La grande différence entre Android et iOS, c’est que le premier permet depuis toujours d’installer des applications en dehors de la boutique officielle. Une souplesse qui se paie par des problèmes de sécurité. Google n’a cessé de poser des barrières aux utilisateurs désirant marcher en dehors des clous, mais le nouveau dispositif se montre particulièrement contraignant.
Android est-il toujours une plateforme ouverte ? Le doute est permis depuis l’annonce, ce soir, de nouvelles mesures de protection des utilisateurs face aux dangers du sideloading. Google ne supprime pas la possibilité d’installer des apps depuis un navigateur web ou une boutique alternative ; mais le processus deviendra à partir du mois d’août un véritable parcours du combattant. Il sera bientôt impossible de contourner les protections en quelques taps.

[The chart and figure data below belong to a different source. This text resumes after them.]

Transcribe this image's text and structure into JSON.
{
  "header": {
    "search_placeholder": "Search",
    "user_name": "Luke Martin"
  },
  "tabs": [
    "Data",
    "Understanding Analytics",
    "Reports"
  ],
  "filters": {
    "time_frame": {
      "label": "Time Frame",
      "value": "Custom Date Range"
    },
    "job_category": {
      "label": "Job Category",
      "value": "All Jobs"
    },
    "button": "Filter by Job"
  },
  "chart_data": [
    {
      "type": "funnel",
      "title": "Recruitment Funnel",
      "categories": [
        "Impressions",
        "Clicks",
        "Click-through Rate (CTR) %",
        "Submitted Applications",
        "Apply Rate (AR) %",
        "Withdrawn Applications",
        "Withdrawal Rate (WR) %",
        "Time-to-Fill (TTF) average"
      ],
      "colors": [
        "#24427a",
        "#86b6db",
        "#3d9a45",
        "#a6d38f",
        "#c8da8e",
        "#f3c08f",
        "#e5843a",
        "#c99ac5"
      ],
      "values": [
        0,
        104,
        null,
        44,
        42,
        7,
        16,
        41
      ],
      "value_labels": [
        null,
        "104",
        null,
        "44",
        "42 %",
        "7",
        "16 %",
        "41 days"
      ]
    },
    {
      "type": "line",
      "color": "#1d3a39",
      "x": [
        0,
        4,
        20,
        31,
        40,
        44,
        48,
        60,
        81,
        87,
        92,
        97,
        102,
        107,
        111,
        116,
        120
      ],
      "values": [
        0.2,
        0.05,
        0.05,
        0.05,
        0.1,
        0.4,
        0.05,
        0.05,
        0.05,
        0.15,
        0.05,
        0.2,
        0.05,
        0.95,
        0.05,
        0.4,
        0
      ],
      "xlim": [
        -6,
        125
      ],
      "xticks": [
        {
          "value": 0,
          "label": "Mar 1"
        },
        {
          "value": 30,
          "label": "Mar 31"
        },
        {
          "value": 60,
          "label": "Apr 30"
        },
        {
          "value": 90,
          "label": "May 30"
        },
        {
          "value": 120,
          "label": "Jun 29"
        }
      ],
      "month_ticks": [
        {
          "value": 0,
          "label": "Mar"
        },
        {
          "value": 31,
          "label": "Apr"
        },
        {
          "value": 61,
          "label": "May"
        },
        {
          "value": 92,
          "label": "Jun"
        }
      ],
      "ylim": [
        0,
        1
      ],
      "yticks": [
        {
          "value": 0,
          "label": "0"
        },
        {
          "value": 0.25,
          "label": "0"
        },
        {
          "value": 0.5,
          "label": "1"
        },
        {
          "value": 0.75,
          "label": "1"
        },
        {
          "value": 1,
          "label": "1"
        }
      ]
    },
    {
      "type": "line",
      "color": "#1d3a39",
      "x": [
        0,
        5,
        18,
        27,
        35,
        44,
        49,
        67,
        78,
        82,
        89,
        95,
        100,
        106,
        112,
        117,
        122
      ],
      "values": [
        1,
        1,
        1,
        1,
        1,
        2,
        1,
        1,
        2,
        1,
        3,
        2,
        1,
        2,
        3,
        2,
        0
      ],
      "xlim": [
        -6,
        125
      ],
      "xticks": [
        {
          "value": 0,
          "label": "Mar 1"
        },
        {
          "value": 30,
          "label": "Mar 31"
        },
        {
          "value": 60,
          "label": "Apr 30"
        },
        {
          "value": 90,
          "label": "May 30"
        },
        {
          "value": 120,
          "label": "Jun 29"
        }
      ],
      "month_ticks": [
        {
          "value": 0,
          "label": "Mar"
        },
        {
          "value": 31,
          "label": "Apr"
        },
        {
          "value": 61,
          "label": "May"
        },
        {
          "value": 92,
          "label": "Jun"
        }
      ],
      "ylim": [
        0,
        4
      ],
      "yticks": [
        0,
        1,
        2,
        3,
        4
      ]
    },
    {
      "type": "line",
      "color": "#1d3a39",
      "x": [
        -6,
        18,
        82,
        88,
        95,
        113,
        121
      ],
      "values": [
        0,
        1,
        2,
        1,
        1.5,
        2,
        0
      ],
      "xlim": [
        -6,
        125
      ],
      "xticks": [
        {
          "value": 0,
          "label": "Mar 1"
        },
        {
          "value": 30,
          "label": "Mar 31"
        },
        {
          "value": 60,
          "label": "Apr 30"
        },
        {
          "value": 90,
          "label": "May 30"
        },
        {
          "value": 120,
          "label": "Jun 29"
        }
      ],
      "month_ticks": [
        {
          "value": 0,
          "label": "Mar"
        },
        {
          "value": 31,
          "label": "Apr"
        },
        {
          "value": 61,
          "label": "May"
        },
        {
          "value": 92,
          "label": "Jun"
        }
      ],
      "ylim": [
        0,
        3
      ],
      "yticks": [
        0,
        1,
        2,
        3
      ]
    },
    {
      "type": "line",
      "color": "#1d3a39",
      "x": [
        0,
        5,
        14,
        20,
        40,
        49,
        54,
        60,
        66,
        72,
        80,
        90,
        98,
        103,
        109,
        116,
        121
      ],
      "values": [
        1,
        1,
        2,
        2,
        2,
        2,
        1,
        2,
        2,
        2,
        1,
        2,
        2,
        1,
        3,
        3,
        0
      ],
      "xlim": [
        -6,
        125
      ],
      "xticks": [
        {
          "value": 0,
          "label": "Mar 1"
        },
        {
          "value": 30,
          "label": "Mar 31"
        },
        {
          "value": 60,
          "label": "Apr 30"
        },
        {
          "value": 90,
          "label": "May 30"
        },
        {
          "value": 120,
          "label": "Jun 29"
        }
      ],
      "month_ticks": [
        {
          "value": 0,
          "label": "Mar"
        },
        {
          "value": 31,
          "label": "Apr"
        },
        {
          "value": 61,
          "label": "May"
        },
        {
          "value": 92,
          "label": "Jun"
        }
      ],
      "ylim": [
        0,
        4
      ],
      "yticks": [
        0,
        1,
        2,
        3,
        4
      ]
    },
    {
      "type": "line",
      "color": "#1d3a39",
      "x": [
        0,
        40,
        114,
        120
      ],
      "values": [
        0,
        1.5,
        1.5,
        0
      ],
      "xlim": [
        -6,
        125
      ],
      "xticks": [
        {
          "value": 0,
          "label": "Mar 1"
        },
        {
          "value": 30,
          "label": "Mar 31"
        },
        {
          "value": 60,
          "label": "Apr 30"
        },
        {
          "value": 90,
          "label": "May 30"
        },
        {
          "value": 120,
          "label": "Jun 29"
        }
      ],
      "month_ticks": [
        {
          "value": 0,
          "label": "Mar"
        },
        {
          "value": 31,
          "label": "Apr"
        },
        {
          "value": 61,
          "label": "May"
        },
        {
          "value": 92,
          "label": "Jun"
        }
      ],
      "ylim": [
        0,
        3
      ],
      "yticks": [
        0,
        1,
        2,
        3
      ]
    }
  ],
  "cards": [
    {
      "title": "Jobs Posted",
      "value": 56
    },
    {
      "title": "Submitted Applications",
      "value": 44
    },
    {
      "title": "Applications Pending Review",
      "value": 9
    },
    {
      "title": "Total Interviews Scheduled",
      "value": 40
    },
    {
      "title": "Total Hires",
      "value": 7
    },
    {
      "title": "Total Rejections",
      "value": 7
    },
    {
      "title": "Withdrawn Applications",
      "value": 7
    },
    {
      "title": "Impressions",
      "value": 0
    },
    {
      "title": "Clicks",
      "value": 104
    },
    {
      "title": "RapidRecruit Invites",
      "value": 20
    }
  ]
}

Le parcours du combattant du sideloading
Pour pouvoir installer une application issue d’un développeur non vérifié, il faudra d’abord activer le mode développeur, une manipulation qui n’a rien d’anodin pour un utilisateur lambda. Android demande ensuite à l’utilisateur de confirmer qu’il n’est pas en train d’être guidé par un tiers, ce qui est un scénario fréquent dans les tentatives d’escroquerie où les victimes sont souvent accompagnées au téléphone pour désactiver les sécurités.
Le système impose ensuite un redémarrage complet du smartphone, histoire de couper court à toute tentative d’accès à distance ou de partage d’écran. Puis vient l’étape la plus radicale : une attente obligatoire de 24 heures (!) avant de pouvoir aller plus loin. Google parle d’une « période d’attente protectrice », destinée à casser les situations d’urgence artificielle créées par les escrocs.
Une fois ce délai écoulé, l’utilisateur doit encore prouver son identité via biométrie ou son code de déverrouillage. Ce n’est qu’après toutes ces étapes que l’installation d’applications non vérifiées est autorisée, pour une durée de sept jours ou de manière permanente. Google tente toutefois d’éviter de fermer la porte aux petits développeurs. Des comptes de distribution limités vont être proposés aux étudiants et aux amateurs éclairés pour partager une application avec un maximum de 20 appareils sans frais ni vérification d’identité poussée.
En août dernier, Google avait annoncé un nouveau processus de vérification d’identité pour les développeurs, ce qui n’a pas manqué de susciter une belle controverse. Beaucoup soupçonnaient Google de vouloir empêcher la libre circulation des applications en dehors de la boutique officielle. À cela s’ajoutent le lancement à venir du nouveau modèle plus ouvert du Play Store et de la possibilité d’installer sans friction des boutiques tierces… du moins celles qui passent par un programme de vérification.

Bref, il y aura toujours moyen de distribuer des apps hors du Play Store, mais il faudra montrer patte blanche. « On veut qu’une plateforme soit ouverte, mais elle doit aussi être sûre », justifie à Android Authority Sameer Samat, le président de l’écosystème Android. En interne, Google reconnait que le délai de 24 heures ne sert pas qu’à contrer les arnaques, il est aussi là pour jauger ce que les utilisateurs sont prêts à accepter. Ce serait jugé certainement dissuasif, mais pas pour autant rédhibitoire.
Dans les faits, ces changements profonds auront nécessairement un impact sur tout un écosystème qui vivait en marge du Play Store, où prospèrent certes tout un marigot d’escrocs, mais aussi des propositions uniques et des initiatives originales.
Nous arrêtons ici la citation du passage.